In his depiction of landscape through this visual construct, Doig conflates the romanticism of big open-road film imagery with the Romantic landscape tradition of Northern Europe, echoing the composition of Caspar David Friedrich's Monk by the Seashore. Doig notes that "one thinks of West as space", and indeed in Road House, he characterizes this notion not just in the space represented by the landscape, but the space manifested by his very tactile painterly approach as well. Aside from his own store of imagery, Doig often turns to photography or film as departure points from which to embark on his painterly scenes. "I'm interested in mediated, almost clichd notions of a pastoral landscape," Doig explains, "in how notions about the landscape are manifested and reinforced in, say, advertising or film. Yet at the same time many of the paintings are rooted in my own experience. There exists a tension between these two approaches, between the often generic representation of a pastoral scene and the investment in my own experience of the landscape," (P. Doig, quoted in "Peter Doig: 20 Questions (extract)", A Searle (ed.), Peter Doig, London 2007, p. 131).

In this optical oscillation between figurative reality and abstracted tactility, Doig refuses to constrain the space of the represented image within the parameters of simple illusionism, freeing it to act on many different levels, from displaced memory to expressionist landscape to pure abstraction. The multitude of textures and painterly techniques offered here in Road House, exhibit the deep investigations Doig was undertaking at this early point in his career that would go on to cement his reputation as a painter of textures: the juxtapositions of thinness and thickness, wateriness and viscosity of his passages of paint elicit a sustained act of looking. Doig has succeeded in exhibiting how texture alone can open space beyond traditional linear perspective.

Doig's surfaces ebb and flow with the viewer's position, interacting with their environment in order to conceive a dream space made possible through their saturated vision. Through uninhibited viewing, visual hierarchies dissolve, allowing the disembodied eye to rove over each feature equally.

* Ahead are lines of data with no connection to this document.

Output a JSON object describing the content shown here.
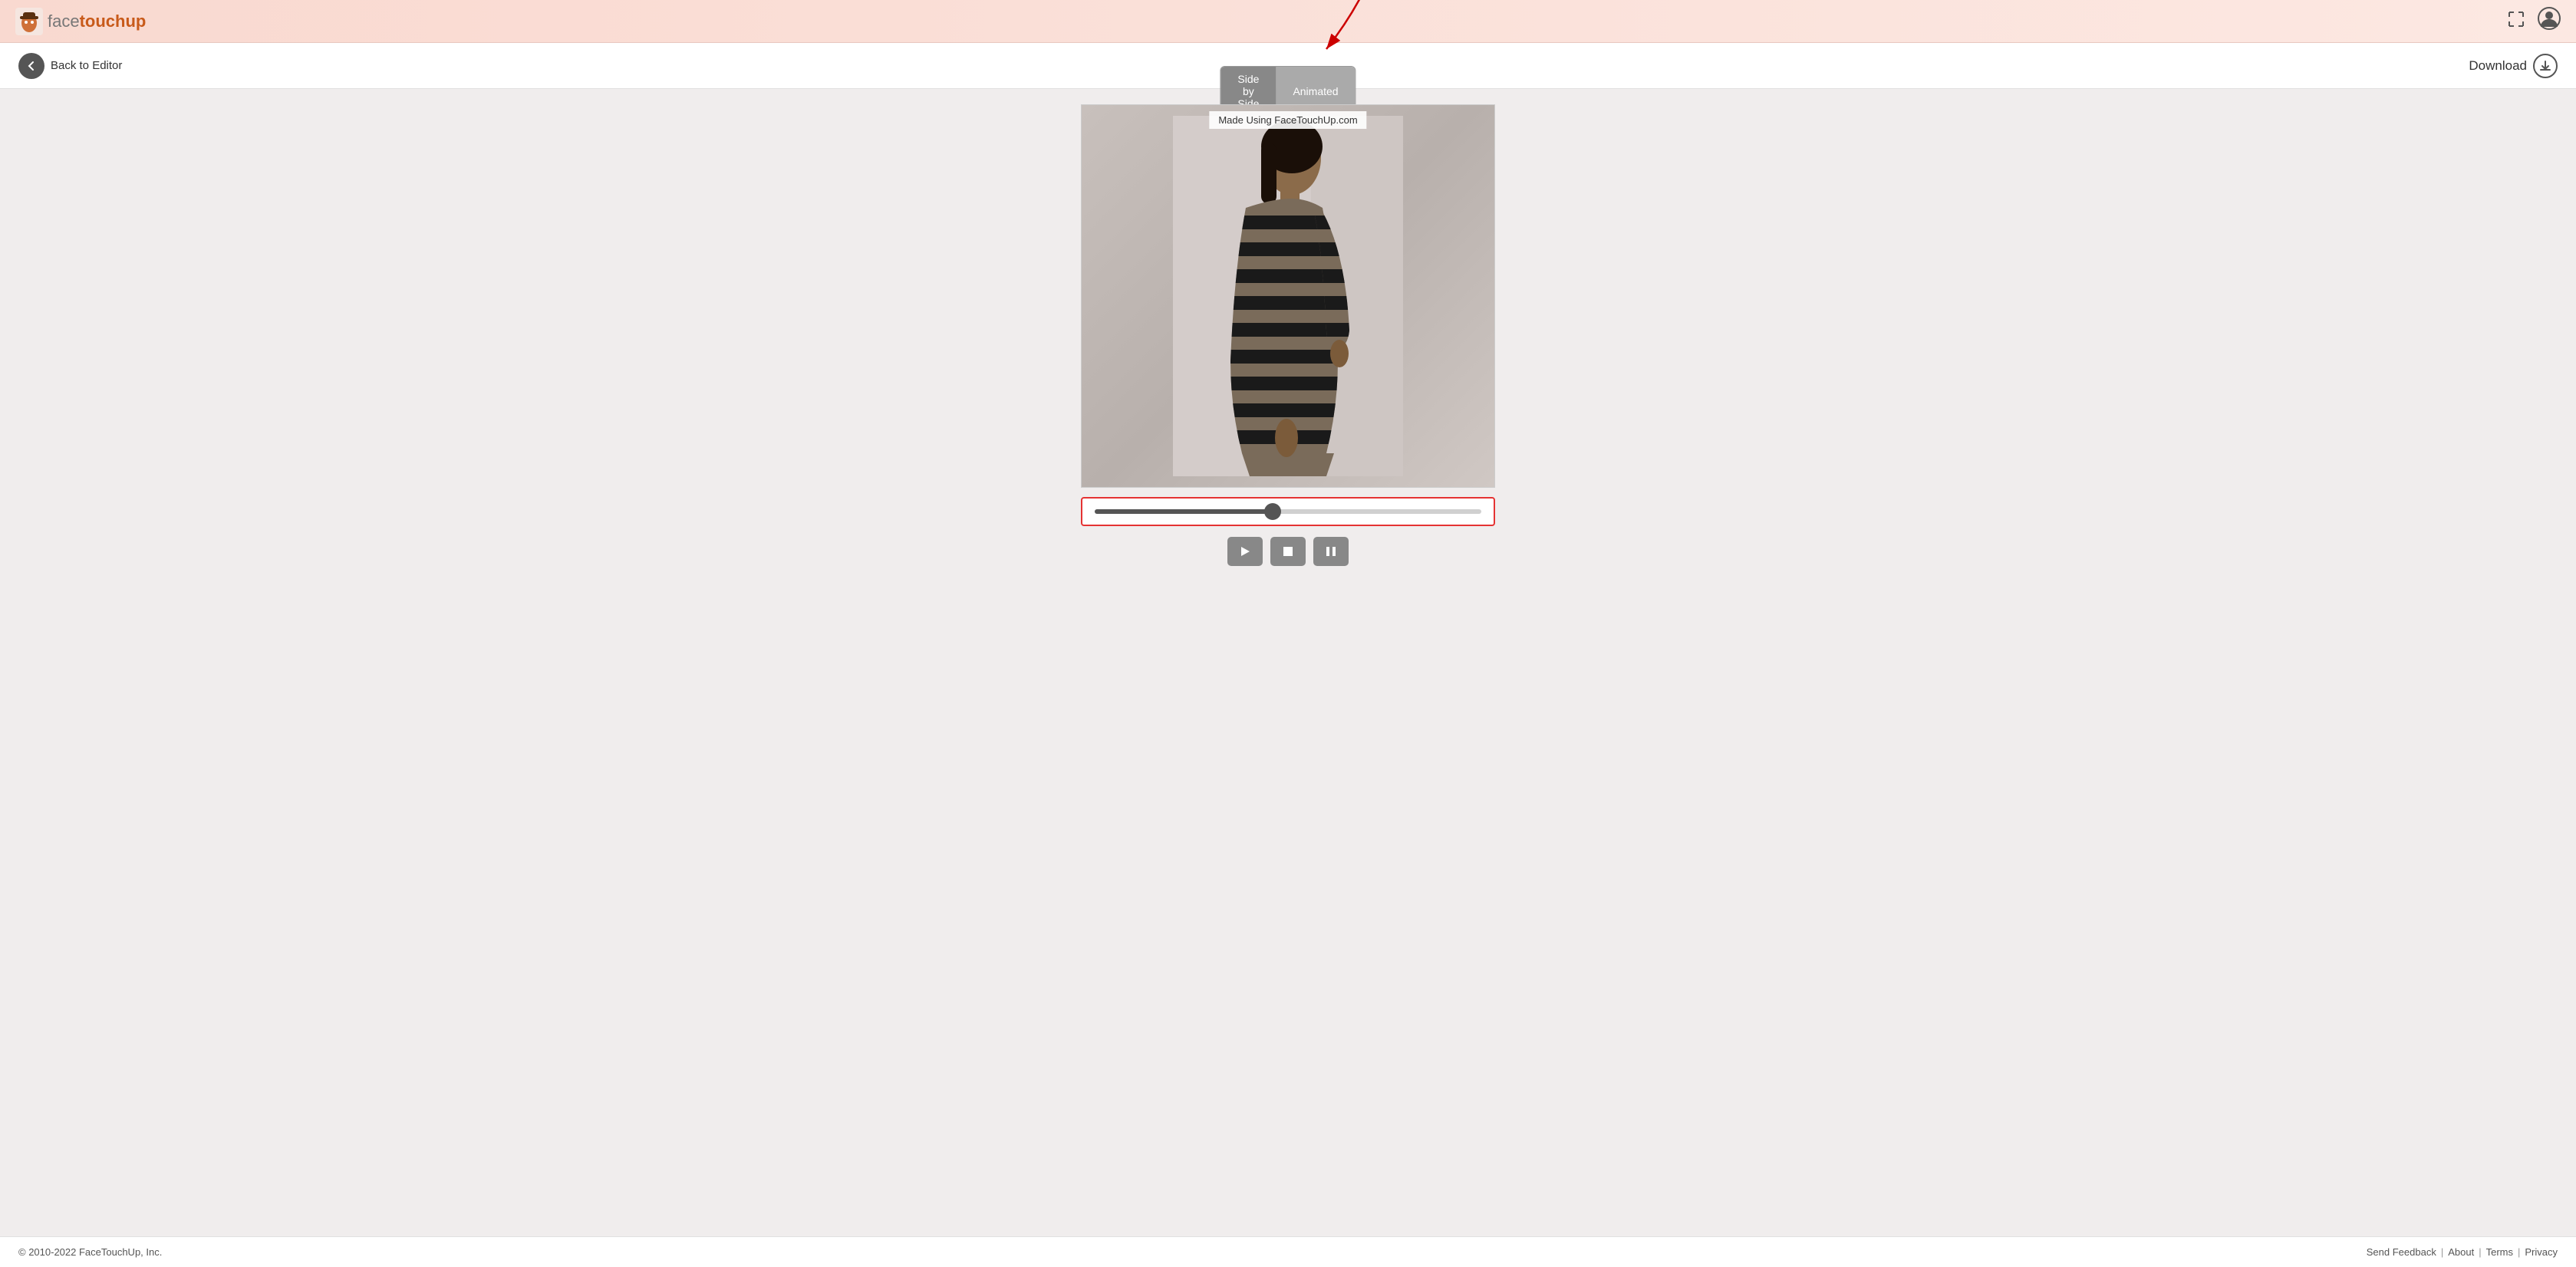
{
  "logo": {
    "face_text": "face",
    "touchup_text": "touchup",
    "alt": "FaceTouchUp Logo"
  },
  "nav": {
    "fullscreen_title": "Fullscreen",
    "user_title": "User Account"
  },
  "sub_header": {
    "back_label": "Back to Editor",
    "view_toggle": {
      "side_by_side": "Side by Side",
      "animated": "Animated"
    },
    "download_label": "Download"
  },
  "main": {
    "watermark": "Made Using FaceTouchUp.com",
    "slider": {
      "progress": 46
    }
  },
  "footer": {
    "copyright": "© 2010-2022 FaceTouchUp, Inc.",
    "links": [
      {
        "label": "Send Feedback",
        "id": "send-feedback"
      },
      {
        "label": "About",
        "id": "about"
      },
      {
        "label": "Terms",
        "id": "terms"
      },
      {
        "label": "Privacy",
        "id": "privacy"
      }
    ]
  }
}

Just as he seizes a mood, Doig captures a dream scene fading into its visual field. As Richard Schiff notes, "Doig opens a perceptual gap between what ought to be the object of human interest and what may well become more intriguing to the eye. He fills gaps in representational figuration with abstracted materiality--streaking, spotting, visually abrasive textures--a combination of qualities that generates an atmospheric mood without referring to anything specific in the natural world," (R. Schiff, "Drift", in R. Schiff and C. Lampert (eds.), Peter Doig, New York 2011, p. 305).

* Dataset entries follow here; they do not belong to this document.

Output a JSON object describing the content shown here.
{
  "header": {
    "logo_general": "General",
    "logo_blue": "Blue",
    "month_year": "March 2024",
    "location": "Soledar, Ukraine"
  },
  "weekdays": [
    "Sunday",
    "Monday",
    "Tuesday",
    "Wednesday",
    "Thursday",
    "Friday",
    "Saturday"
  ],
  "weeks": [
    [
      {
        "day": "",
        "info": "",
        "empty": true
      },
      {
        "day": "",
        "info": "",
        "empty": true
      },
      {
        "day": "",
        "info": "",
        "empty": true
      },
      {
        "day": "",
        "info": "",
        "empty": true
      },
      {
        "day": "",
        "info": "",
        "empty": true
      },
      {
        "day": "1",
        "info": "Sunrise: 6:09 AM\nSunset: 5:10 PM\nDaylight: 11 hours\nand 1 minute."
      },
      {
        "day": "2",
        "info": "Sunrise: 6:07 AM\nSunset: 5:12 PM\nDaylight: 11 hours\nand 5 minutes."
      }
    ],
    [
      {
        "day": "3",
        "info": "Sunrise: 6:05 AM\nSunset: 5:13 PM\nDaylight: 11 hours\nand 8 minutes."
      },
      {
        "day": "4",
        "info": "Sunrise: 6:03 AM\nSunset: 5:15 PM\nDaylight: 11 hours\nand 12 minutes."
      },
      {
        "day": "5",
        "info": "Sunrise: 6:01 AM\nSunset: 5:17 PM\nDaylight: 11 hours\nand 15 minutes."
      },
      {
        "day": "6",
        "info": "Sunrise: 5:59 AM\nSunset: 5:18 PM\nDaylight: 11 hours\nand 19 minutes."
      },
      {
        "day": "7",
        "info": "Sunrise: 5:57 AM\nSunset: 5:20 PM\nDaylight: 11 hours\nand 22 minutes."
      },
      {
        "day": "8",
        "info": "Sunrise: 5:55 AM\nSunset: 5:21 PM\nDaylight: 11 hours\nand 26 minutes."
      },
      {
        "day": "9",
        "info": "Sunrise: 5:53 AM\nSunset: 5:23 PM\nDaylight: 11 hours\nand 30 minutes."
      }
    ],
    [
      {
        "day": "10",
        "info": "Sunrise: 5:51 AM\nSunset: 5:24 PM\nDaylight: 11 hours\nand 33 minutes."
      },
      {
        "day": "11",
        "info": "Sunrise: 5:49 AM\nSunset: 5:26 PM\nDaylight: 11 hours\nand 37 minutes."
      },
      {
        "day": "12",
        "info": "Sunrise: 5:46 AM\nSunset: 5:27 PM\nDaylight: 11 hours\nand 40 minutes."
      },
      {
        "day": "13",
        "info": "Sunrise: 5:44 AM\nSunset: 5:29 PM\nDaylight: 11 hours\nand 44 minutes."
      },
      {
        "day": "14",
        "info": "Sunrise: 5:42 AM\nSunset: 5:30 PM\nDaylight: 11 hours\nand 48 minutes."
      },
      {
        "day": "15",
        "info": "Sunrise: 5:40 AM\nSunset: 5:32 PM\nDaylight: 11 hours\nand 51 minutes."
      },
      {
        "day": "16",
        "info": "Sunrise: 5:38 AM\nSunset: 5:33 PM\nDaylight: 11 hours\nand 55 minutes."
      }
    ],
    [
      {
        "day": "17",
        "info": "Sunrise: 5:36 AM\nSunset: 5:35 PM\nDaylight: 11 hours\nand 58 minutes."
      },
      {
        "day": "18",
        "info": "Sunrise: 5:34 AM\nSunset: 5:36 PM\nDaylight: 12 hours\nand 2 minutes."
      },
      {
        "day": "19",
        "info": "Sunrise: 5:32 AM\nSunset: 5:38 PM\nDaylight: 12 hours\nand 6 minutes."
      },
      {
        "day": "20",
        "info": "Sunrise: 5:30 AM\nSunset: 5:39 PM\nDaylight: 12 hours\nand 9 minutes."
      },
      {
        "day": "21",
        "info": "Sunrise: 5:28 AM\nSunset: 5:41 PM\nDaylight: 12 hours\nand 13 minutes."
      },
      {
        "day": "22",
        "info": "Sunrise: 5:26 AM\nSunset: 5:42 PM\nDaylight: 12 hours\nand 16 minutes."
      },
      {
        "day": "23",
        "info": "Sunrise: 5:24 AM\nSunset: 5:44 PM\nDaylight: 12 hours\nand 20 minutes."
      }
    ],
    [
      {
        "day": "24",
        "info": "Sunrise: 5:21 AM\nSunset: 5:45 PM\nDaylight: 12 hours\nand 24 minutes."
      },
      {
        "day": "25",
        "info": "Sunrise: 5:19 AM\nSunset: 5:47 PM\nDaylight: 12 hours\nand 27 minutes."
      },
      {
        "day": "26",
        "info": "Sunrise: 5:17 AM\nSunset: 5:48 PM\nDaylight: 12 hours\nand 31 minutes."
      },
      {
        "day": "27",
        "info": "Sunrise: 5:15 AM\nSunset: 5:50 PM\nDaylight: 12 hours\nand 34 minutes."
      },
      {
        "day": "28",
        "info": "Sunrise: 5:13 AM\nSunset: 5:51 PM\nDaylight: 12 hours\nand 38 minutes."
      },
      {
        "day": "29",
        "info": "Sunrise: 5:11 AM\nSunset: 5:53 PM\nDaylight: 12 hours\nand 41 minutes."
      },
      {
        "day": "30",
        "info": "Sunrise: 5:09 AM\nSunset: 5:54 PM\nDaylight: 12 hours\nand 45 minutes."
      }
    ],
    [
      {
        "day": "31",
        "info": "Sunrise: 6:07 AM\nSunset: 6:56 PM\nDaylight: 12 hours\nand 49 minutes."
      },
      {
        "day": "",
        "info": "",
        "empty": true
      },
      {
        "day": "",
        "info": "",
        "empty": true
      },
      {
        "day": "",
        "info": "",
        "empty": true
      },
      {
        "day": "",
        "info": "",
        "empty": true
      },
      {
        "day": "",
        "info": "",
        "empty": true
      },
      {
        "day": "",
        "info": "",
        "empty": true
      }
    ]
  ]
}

As both a pictorial and a psychological construction, Road House threatens to lose its form, to be obliterated by the abstracted chasm that stretches beyond, viewed from the black chasms of the irregular windows and the tactile cascade of color that dominates from above. Each of Doig's elements remains a separate incident with its own distinct character, barely coordinated. Just as the intense sensory quality of a dream discourages reflection on any plausible logic to its story, the assertive materiality of Doig's painting overrules whatever narrative the representational elements, might suggest. As Doig remarks, "A lot of the work deals with peripheral or marginal sites, places where the urban world meets the natural world. Where the urban elements almost become, literally, abstract devices," (P. Doig, quoted in "Peter Doig: 20 Questions (extract)", A Searle (ed.), Peter Doig, London 2007, p. 139).